Krimi-Couch Rezension vonMai 2003

Krimispannung für Kopf und Bauch

Der Pfarrer vermisst Geld aus dem Klingelbeutel und verdächtigt den Küster oder den Organisten. Der Küster findet heraus, dass ihn seine Frau, die Lehrerin, mit dem Organisten betrügt. Die Lehrerin spioniert ihrem Mann, dem Organisten, hinterher und erwischt ihn mit der Kirchen-Putzfrau. Der Pfarrer hat einen kriminellen Bruder, der den Organisten erpresst. Die Putzfrau bekommt davon Wind. Der Organist erfährt von den Gelddiebstählen und verdächtigt den Pfarrer oder den Küster. Der Pfarrer stellt dem Sohn des Organisten nach. Der Organist betrügt seine Geliebte mit einer minderjährigen Schülerin. Dann liegt plötzlich der Küster erstochen in der Kirche, und der Pfarrer springt vom Turm - oder etwa nicht?

Auftritt Chef-Inspektor Morse von der Mordkommission der Thames Valley Police im kleinstädtischen Kidlington nahe der ehrwürdigen Universitätsstadt Oxford. Eigentlich wollte er ja in den Urlaub fahren, doch einem kriminalistischem Rätsel konnte er noch nie widerstehen. Als dann der Hauptverdächtige vom Kirchturm in den Tod stürzt, lässt Morse jede Zurückhaltung fahren. Begleitet vom geduldigen, ob seines eigenwilligen Vorgesetzten Kummer gewöhnten Sergeanten Lewis setzt sich Morse auf die Spur des wahren Täters.
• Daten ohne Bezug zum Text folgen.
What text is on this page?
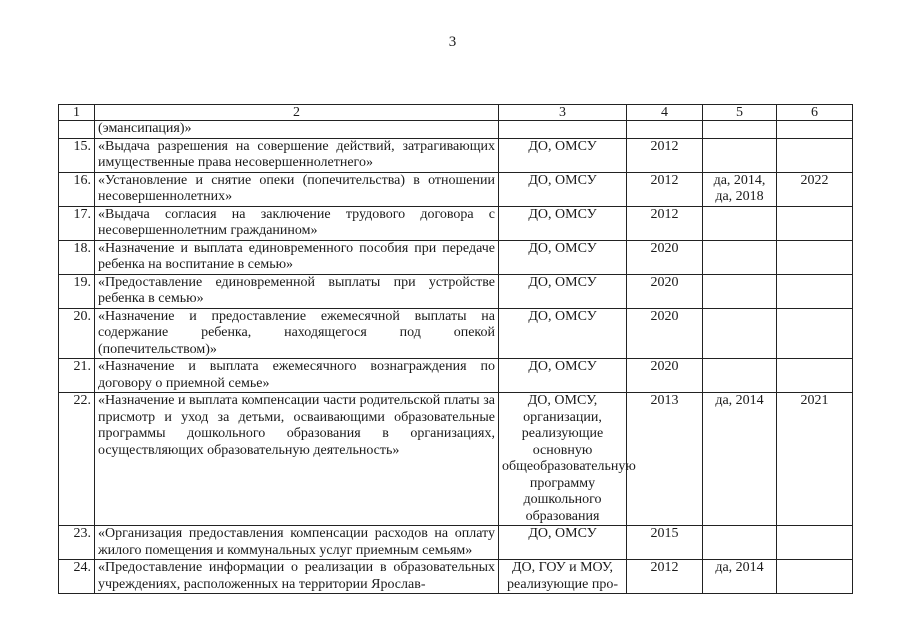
3
1	2	3	4	5	6
	(эмансипация)»				
15.	«Выдача разрешения на совершение действий, затрагивающих имущественные права несовершеннолетнего»	ДО, ОМСУ	2012		
16.	«Установление и снятие опеки (попечительства) в отношении несовершеннолетних»	ДО, ОМСУ	2012	да, 2014, да, 2018	2022
17.	«Выдача согласия на заключение трудового договора с несовершеннолетним гражданином»	ДО, ОМСУ	2012		
18.	«Назначение и выплата единовременного пособия при передаче ребенка на воспитание в семью»	ДО, ОМСУ	2020		
19.	«Предоставление единовременной выплаты при устройстве ребенка в семью»	ДО, ОМСУ	2020		
20.	«Назначение и предоставление ежемесячной выплаты на содержание ребенка, находящегося под опекой (попечительством)»	ДО, ОМСУ	2020		
21.	«Назначение и выплата ежемесячного вознаграждения по договору о приемной семье»	ДО, ОМСУ	2020		
22.	«Назначение и выплата компенсации части родительской платы за присмотр и уход за детьми, осваивающими образовательные программы дошкольного образования в организациях, осуществляющих образовательную деятельность»	ДО, ОМСУ, организации, реализующие основную общеобразовательную программу дошкольного образования	2013	да, 2014	2021
23.	«Организация предоставления компенсации расходов на оплату жилого помещения и коммунальных услуг приемным семьям»	ДО, ОМСУ	2015		
24.	«Предоставление информации о реализации в образовательных учреждениях, расположенных на территории Ярослав-	ДО, ГОУ и МОУ, реализующие про-	2012	да, 2014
1975 löste er seinen ersten Fall, der bärbeissige, unkonventionelle und höchst erfolgreiche Inspektor Morse, dessen Vornamen Autor Colin Dexter fast zwei Jahrzehnte sorgfältig geheim hielt. Erst in seinem zwölften Fall erfuhren seine Leser (und der viel geprüfte Sergeant Bell), dass seine Eltern Morse "Endeavour", d. h. "Entdecker" oder "Suchender" getauft haben. Ein Suchender ist er tatsächlich, dieser Endeavour Morse, der so gar nichts von einem "typischen" Polizisten an sich hat. Er stammt aus kleinbürgerlichem Haus, konnte aber studieren und hat auf der Universität eine umfangreiche humanistische Bildung erworben, mit der er nicht hinter dem Berg hält - besonders, wenn man ihn langweilt oder reizt. Beides geht rasch, denn Morse ist ungeduldig bis überheblich, kann Dummheit nicht ausstehen und lässt seinen oft schwer nachzuvollziehenden Gedankengängen mit erstaunlichen Ergebnissen freien Lauf. ("Aber da bekamen seine Gedanken schon wieder Flügel und erhoben sich mühelos wie eine Möwe, die über den Klippen schwebt"; S. 46.) Widerspenstigen Verdächtigen und blasierten Vorgesetzten begegnet er gleichmassen mit sorgfältig gewählten Unverschämtheiten.

Seinen Respekt kann man nicht erzwingen, sondern muss ihn sich verdienen, wie es Sergeant Lewis gelungen ist, der ihm im Laufe der Jahre zu einem echten und wohl einzigen Freund geworden ist (auch wenn beide dies lange selbst nicht zu bemerken scheinen). Zur Polizei ist Morse gekommen, weil ihn die Lösung eines realen, möglichst verwickelten Kriminalfalls seit jeher mehr reizte als eine Karriere als Wissenschaftler oder Universitäts-Dozent. Er stochert gern im Privatleben anderer Menschen; dies vielleicht auch deshalb, weil es ihm schwer fällt, persönliche Kontakte zu knüpfen. Morse ist Junggeselle, nicht ganz so freiwillig, wie er gern behauptet, und muss sich oft seiner Einsamkeit stellen.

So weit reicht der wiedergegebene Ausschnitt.